|
Zeki Müren'e subay tekmesi
Amaçları DP hükümetini devirmek olan sekiz subay beraat ederken, onları ihbar eden Binbaşı Kuşçu, 9 Subay Olayı'nda hüküm giyen tek kişi oldu!
Adnan Çelikoğlu, Cumhuriyet tarihinde su yüzüne çıkan ilk darbe girişimi olarak gördüğü "9 Subay Olayı"ndaki rolünü şöyle anlatıyor: "Güvendiğim, subay arkadaşlarla taraftar toplamak, arkadaşların düşüncelerini anlamak için çok basit bir yöntem uyguluyorduk. 'Ne olacak bu memleketin hali' sorusu sorularak karşı tarafın düşünceleri öğreniliyor, ardından da 'Biz ne yapabiliriz' ortaya konuyordu. Bu şekilde seçilen arkadaşların adları komiteye getirilir, onaylanırsa ilişkiler sıklaştırılır ve kendisi toplantılara çağrılırdı. Bu arada İstanbul Ordu Temsil Bürosu Başkanlığı'nı yürüten Kurmay Binbaşı Samet Kuşçu adında biri vardı. Aramıza girmek istiyor, bir şeyler öğrenmek için çırpınıyordu. Ancak teşkilat, 'Dikkat, Samet Kuşçu güvenilir bir tip değildir' diye uyarılmıştı. Ancak Samet Kuşçu, ihtilalci subaylardan öğrendiği kimi isimleri Menderes'e kadar duyurmuştu."
İHBARCI İNANDIRAMADI
İhbar edilen kişiler şunlardı: Teşkilatın başındaki Yarbay Faruk Güventürk, Albay Naci Aşkun, Albay İlhami Barut, Binbaşı Ata Tan, Binbaşı Ahmet Dalkılıç, Yüzbaşı Kazım Özfırat, Yüzbaşı Hasan Sabuncu, Cemal Yıldırım. İhbarı yapan Kurmay Binbaşı Samet Kuşçu da aynı davada yargılanacaktı.

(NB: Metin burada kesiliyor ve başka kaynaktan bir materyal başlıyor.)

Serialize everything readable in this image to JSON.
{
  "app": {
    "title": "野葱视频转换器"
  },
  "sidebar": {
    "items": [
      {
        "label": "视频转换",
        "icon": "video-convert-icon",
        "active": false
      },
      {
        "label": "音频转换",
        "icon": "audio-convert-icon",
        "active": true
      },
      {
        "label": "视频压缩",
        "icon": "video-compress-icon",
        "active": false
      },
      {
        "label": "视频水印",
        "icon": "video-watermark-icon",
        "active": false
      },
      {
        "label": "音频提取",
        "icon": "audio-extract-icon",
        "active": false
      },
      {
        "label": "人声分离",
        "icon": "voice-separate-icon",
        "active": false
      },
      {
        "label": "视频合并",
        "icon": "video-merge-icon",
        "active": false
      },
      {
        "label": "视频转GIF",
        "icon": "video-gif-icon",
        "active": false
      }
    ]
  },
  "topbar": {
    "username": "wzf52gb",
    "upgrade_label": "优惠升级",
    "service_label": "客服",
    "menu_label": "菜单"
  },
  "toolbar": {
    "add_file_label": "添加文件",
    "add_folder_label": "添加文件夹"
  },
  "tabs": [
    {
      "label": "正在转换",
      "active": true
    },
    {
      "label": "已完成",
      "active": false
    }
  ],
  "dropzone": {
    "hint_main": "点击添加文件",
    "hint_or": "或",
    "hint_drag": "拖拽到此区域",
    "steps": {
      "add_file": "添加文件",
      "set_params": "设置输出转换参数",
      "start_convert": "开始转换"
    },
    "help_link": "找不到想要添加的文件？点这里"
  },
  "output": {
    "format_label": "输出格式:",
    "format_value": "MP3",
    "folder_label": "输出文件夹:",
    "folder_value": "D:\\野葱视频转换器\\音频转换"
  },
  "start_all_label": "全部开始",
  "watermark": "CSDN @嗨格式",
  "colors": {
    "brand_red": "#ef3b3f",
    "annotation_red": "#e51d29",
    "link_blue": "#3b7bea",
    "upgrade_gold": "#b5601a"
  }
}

Çelikoğlu devam ediyor: "Milli Savunma Bakanı Şemi Bey ile birlikte İstanbul'a gitmiştik. Şemi Bey Cumhurbaşkanı Bayar'ın odasına çıktı ve uzun süre odada kaldı. Çıktığında yüzünden düşen bin parçaydı. Sinirlendiği zamanlarda yaptığı gibi bir Bafra sigarası yaktı, tesbihini de eline aldı. Ne olduğunu sorduğumda, Samet (Kuşçu) ihbar yapmış" dedi.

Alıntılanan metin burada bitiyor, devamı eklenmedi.